6 Laat Ruben eeuwig leven en moge zijn stam groeien!’
7 En Mozes zei van Juda: ‘Here, luister naar de stem van Juda en verenig hem met zijn volk, vecht voor hem tegen zijn vijanden.’
8 Toen zei Mozes over de stam Levi: ‘Geef Levi uw orakelstenen, de Urim en Tummim. Bij Massa en Meriba stelde U Levi op de proef, 9 hij gehoorzaamde uw opdrachten en vernietigde vele zondaars, zelfs zijn eigen kinderen, broers, vaders en moeders. 10 De Levieten zullen Israël onderwijzen in uw wetten en zullen voor U werken bij het reukaltaar en het brandofferaltaar.
11 Och Here, geef de Levieten voorspoed en aanvaard het werk dat zij voor U doen. Vernietig hun vijanden, zodat die nooit meer opstaan.’
12 Over de stam Benjamin zei Mozes: ‘Hij wordt door de Here bemind en leeft veilig aan zijn zijde. God omringt hem met voortdurende zorg en beschermt hem tegen alle kwaad.’
13 Over de stam Jozef zei hij: ‘Moge de Here zijn land zegenen met de grootste gaven van de hemelen en de aarde. 14 Moge hij worden gezegend met het beste dat de zon laat groeien en dat van maand tot maand verder opbloeit. 15 Met de beste opbrengsten van de oude bergen en van de eeuwige heuvels. 16 Moge hij worden gezegend met de beste gaven van de aarde en haar rijkdom. En met het welbehagen van Hem die in de brandende braamstruik verscheen. Laat al deze zegeningen over Jozef komen, hij is een prins onder zijn broers. 17 Hij lijkt op een mooie en sterke eerstgeboren stier en heeft de horens van een wilde os. Daarmee stoot hij alle volken van de wereld neer. Dit zijn de tienduizenden van Efraïm en de duizenden van Manasse.’

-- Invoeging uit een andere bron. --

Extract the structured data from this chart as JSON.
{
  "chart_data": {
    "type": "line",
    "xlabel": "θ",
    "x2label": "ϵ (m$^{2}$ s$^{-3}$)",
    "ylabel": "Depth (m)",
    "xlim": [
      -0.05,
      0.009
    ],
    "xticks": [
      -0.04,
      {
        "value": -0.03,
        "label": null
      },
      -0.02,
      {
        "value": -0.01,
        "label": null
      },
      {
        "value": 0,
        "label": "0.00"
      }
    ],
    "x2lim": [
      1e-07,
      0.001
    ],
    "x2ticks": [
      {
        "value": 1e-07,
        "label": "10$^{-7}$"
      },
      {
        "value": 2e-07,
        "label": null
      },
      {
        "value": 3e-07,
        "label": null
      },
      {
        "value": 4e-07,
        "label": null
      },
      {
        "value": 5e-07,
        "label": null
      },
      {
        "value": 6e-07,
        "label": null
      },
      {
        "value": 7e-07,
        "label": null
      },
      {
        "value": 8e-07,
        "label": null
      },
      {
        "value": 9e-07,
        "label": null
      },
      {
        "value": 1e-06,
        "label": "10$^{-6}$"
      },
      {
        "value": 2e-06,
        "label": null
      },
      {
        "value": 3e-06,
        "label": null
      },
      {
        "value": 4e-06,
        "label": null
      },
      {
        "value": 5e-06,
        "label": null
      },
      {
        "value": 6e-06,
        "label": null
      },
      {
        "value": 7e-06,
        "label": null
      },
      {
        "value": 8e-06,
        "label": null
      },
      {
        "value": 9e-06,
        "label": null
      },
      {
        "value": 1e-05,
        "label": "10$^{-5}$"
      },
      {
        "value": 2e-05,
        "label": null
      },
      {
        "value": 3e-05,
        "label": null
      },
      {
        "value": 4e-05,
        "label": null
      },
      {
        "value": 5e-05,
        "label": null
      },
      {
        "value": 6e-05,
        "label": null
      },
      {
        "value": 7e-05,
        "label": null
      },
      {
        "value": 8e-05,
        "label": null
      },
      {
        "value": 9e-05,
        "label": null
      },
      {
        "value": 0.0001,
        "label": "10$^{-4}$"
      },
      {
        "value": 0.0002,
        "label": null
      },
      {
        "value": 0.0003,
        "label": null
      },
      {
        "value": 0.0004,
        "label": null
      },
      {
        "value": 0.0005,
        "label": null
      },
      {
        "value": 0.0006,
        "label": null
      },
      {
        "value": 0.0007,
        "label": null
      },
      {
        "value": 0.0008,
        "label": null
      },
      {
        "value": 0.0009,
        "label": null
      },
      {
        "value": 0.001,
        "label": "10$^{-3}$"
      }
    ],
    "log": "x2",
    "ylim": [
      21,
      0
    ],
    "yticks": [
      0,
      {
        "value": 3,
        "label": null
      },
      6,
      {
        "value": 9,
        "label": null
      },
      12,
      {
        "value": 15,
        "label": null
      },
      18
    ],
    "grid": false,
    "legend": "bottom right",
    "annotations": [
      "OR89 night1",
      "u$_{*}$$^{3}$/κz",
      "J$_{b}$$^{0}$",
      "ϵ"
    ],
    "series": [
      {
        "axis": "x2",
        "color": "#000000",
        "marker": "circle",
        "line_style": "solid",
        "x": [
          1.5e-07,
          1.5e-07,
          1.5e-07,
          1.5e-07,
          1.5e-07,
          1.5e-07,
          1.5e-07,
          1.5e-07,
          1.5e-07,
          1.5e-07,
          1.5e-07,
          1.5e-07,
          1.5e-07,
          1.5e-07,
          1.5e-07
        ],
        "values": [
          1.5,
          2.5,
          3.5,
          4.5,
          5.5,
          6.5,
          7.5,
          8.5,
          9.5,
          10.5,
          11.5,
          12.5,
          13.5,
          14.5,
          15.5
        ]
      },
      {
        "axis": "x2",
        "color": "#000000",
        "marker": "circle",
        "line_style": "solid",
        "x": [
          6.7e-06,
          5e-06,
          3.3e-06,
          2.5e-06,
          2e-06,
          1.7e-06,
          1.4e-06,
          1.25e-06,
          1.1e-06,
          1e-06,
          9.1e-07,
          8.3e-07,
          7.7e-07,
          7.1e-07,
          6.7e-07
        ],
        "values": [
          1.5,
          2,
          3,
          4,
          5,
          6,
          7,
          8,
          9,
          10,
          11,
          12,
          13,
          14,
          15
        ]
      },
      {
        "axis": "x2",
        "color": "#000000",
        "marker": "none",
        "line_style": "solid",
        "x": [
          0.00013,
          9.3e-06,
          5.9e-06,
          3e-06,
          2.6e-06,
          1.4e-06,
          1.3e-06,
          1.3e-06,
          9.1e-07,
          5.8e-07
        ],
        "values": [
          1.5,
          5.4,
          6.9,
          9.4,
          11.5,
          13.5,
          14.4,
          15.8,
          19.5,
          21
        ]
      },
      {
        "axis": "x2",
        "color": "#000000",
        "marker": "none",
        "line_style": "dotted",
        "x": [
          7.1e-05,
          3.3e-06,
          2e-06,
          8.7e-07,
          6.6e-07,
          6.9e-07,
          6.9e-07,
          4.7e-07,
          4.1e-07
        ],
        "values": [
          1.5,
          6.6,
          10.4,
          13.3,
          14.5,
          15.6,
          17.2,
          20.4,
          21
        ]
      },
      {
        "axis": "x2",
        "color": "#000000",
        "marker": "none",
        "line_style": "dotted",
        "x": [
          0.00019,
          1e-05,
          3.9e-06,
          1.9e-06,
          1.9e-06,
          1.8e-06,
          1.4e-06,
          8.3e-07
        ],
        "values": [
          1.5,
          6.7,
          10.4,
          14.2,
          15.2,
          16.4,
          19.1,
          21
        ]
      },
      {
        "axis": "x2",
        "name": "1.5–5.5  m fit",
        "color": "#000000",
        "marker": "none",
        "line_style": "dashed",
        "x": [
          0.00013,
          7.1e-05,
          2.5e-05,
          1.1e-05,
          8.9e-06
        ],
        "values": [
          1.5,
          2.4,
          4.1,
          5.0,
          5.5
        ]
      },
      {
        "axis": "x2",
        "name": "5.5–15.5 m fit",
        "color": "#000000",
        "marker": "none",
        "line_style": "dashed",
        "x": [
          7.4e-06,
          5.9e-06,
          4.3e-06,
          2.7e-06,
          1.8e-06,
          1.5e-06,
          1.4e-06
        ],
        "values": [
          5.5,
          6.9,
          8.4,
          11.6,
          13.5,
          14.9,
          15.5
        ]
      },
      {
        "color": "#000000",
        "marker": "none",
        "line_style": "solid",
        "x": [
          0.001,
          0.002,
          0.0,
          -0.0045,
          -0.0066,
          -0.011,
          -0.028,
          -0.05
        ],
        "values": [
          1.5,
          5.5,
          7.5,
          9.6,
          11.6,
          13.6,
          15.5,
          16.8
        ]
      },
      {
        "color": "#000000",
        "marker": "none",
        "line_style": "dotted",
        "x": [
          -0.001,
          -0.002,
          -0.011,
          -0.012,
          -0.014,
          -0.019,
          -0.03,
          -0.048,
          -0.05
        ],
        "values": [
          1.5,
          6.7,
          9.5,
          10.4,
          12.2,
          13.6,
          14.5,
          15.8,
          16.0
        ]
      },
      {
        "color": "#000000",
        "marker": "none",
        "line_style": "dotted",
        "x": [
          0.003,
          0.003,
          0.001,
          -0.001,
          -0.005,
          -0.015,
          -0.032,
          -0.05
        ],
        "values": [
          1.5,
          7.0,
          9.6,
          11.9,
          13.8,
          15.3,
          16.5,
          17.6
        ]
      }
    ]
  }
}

18 Over de stam van Zebulon zei Mozes: ‘Verheug u, Zebulon, over uw tochten en ondernemingen.
En Issachar, verheug u over uw tenten! 19 Zij zullen het volk bij de berg samenroepen om hun offers van de opbrengsten van zee en land met hen te vieren.’
20 Over de stam van Gad zei Mozes: ‘Gezegend zijn zij die Gad helpen. Hij legt zich neer als een oude leeuw en verscheurt de arm en ook de schedel. 21 Hij koos het beste deel van het land voor zichzelf, want dat was bewaard voor de leider. Hij leidde het volk, omdat hij de straffen van de Here voor Israël uitvoerde.’
22 Over de stam van Dan zei Mozes: ‘Dan is een leeuwenwelp, die vanuit Basan tevoorschijn springt.’
23 En over de stam van Naftali zei hij: ‘O, Naftali, u bent overladen met alle zegeningen van de Here, het gebied van het meer van Galilea en de Negev vormen uw thuis.’
24 En over de stam van Aser zei hij: ‘Aser is de meest geliefde zoon en zijn broers waarderen hem. Hij baadt zijn voet in olie.
25 Mogen ijzeren en koperen grendels u beschermen en moge uw kracht net zo groot zijn als uw leven lang is!’
26 ‘Er bestaat niemand die gelijk is aan de God van het rechtschapen Israël, Hij rijdt op de wolken en vanuit de hoogte helpt Hij u. 27 De eeuwige God is uw toevluchtsoord en zijn eeuwige armen ondersteunen u. Hij drijft uw vijanden voor u uit en roept u toe: “Vernietig hen!” 28 Daarom leeft Israël veilig en ongestoord en heeft voorspoed in een land van koren en wijn, terwijl de hemel het land bevochtigt met dauw. 29 Uw geluk is groot, Israël! Wie is aan u gelijk? U bent een volk, dat verlost is door de Here. Hij is uw schild en uw helper! Hij is uw machtige zwaard! Uw vijanden zullen diep voor u buigen en u zult over hun heuvels heersen!’